Robert MacDermid, YUFA Communications Officer

12 Dec 03 – The next few months will see YUFA members involved either in hiring committees or approving their decisions. These newly hired faculty members will replace retirees and will add to the YUFA complement the extra positions that the Employer has said will teach the double cohort and the enrolment growth beyond it.

While affirmative action procedures are now embedded in most units’ hiring plans, it is important to remember that our Collective Agreement with York binds both parties to affirmative action. Section 12.21 of the CA sets out the affirmative action guidelines for hiring. YUFA strongly advises members to read this section of the Collective Agreement and their unit’s hiring procedures in advance of hiring decisions or hiring approval meetings. It is also important for members to know that we are bound to follow affirmative action principles not just by our Collective Agreement, but also by a combination of statutes, Human Rights codes, the Charter of Rights and Freedoms, court decisions and policies such as the Federal Contractors Program.
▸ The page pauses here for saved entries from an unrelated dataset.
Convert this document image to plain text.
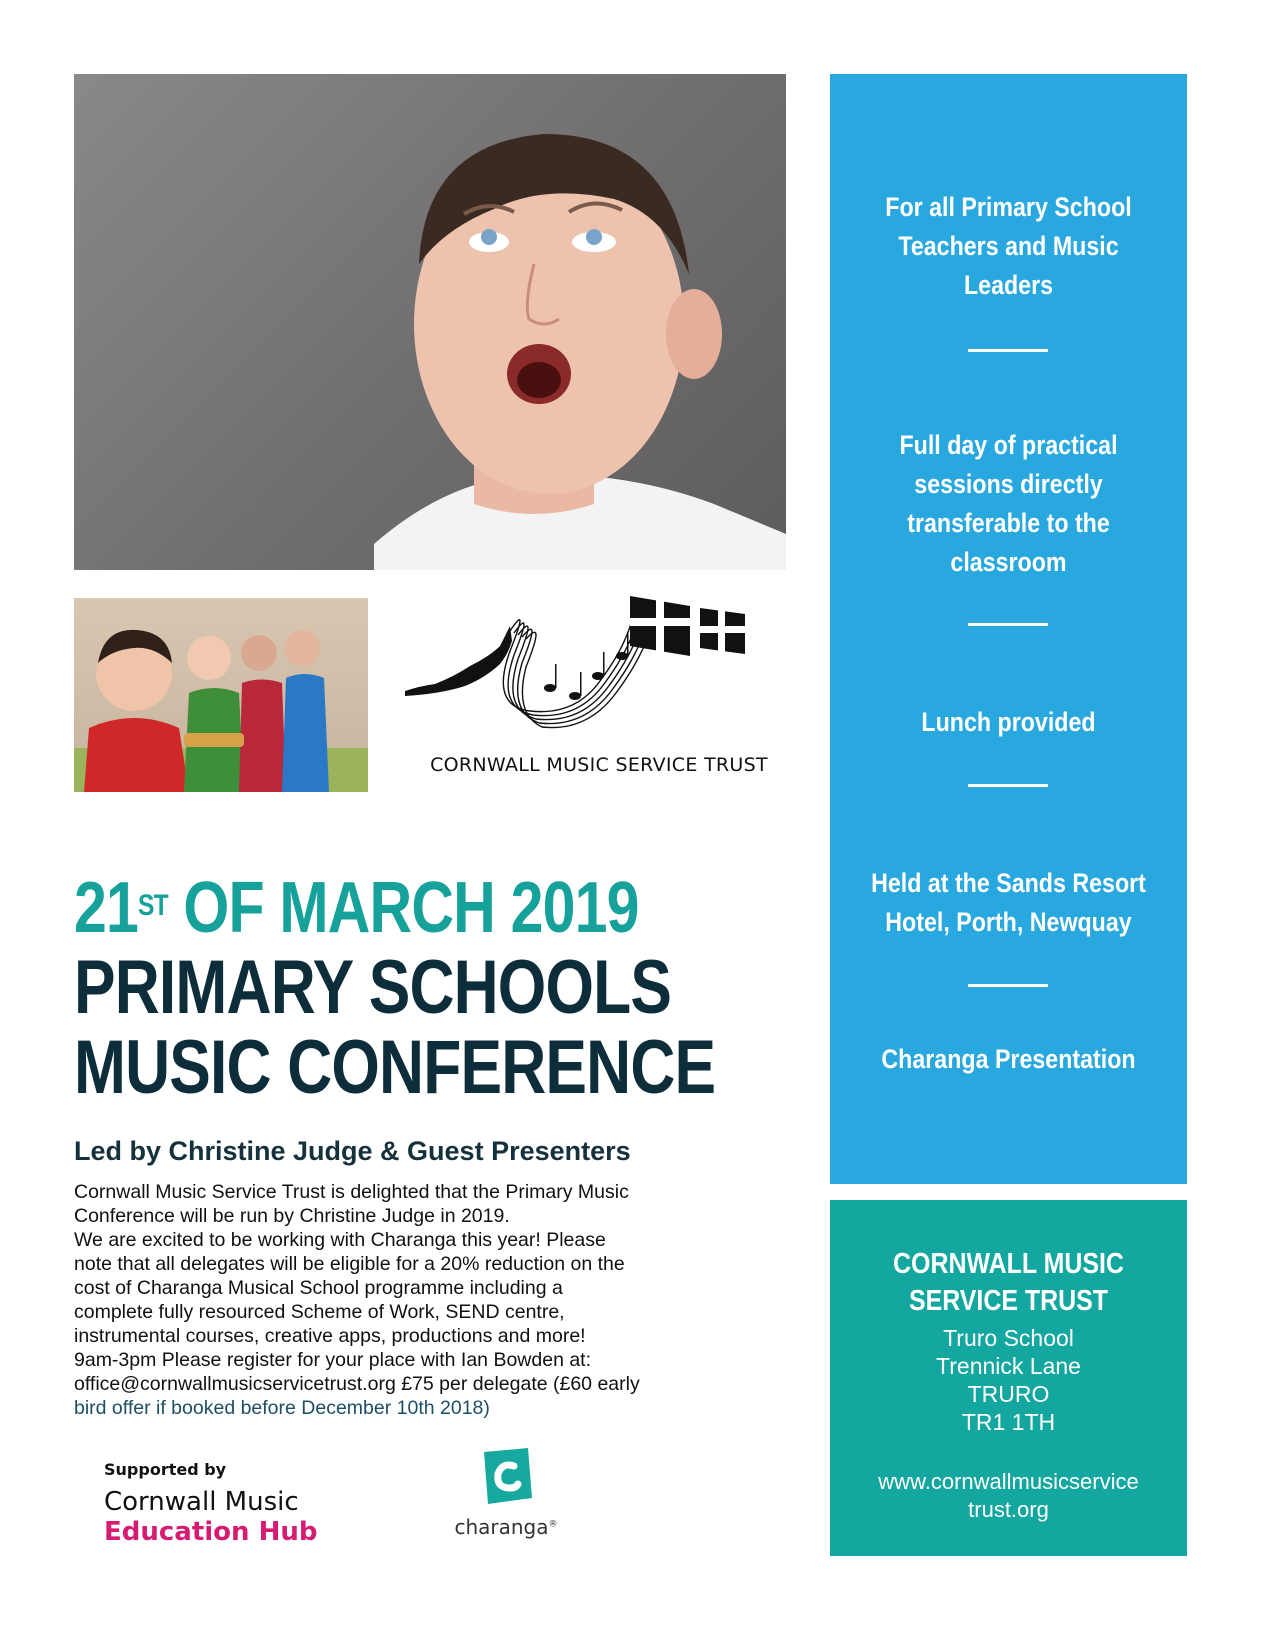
CORNWALL MUSIC SERVICE TRUST
21ST OF MARCH 2019
PRIMARY SCHOOLS
MUSIC CONFERENCE
Led by Christine Judge & Guest Presenters
Cornwall Music Service Trust is delighted that the Primary Music
Conference will be run by Christine Judge in 2019.
We are excited to be working with Charanga this year! Please
note that all delegates will be eligible for a 20% reduction on the
cost of Charanga Musical School programme including a
complete fully resourced Scheme of Work, SEND centre,
instrumental courses, creative apps, productions and more!
9am-3pm Please register for your place with Ian Bowden at:
office@cornwallmusicservicetrust.org £75 per delegate (£60 early
bird offer if booked before December 10th 2018)
Supported by
Cornwall Music
Education Hub	charanga®
For all Primary School
Teachers and Music
Leaders
Full day of practical
sessions directly
transferable to the
classroom
Lunch provided
Held at the Sands Resort
Hotel, Porth, Newquay
Charanga Presentation
CORNWALL MUSIC
SERVICE TRUST
Truro School
Trennick Lane
TRURO
TR1 1TH
www.cornwallmusicservice
trust.org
YUFA members should also refer to the report to Senate on Appointments and Academic Planning by the Vice-President Academic, Sheila Embleton. The report breaks down appointments by affirmative action or equity groups for the past few years for tenure stream and contractually limited appointment categories. The report shows that of the 83 appointments made in 2003-04, 46 were males and 37 female. Since 1997-1998, York has made 228 male and 194 female tenure stream appointments. While this is sufficient to improve the over-all gender balance of the faculty, it is as much because retirees are overwhelmingly male rather than new appointments being overwhelmingly female. While some units have appointed more females than males over this period, in every year but one, males have made up more than half of the university-wide appointments.

The Report shows that since 2001-02, 33 of 219 new tenure stream appointments have been visible minorities, just 3 of 219 have been persons with disabilities and only 2 have been aboriginal persons. It may be that hirings in these last three categories are underestimated because not all members of these groups chose to identify themselves. 

The Vice-President’s report to Senate, for the first time, provides figures for affirmative action hirings into contractually-limited positions. As some have suggested, appointments in the affirmative action categories are proportionally much higher in the contractually-limited category than in the tenure-stream category. The linked table rearranges the Report’s data to make this comparison for the only year available.

This table shows that appointments into contractually-limited positions, those less well-paid and with less security, have helped to improve the number of hirings in some of the affirmative action categories. But the figures on affirmative action group hirings suggest that new York faculty still do not reflect the diversity that is desirable and that overall faculty proportions will improve only slowly at the present rate.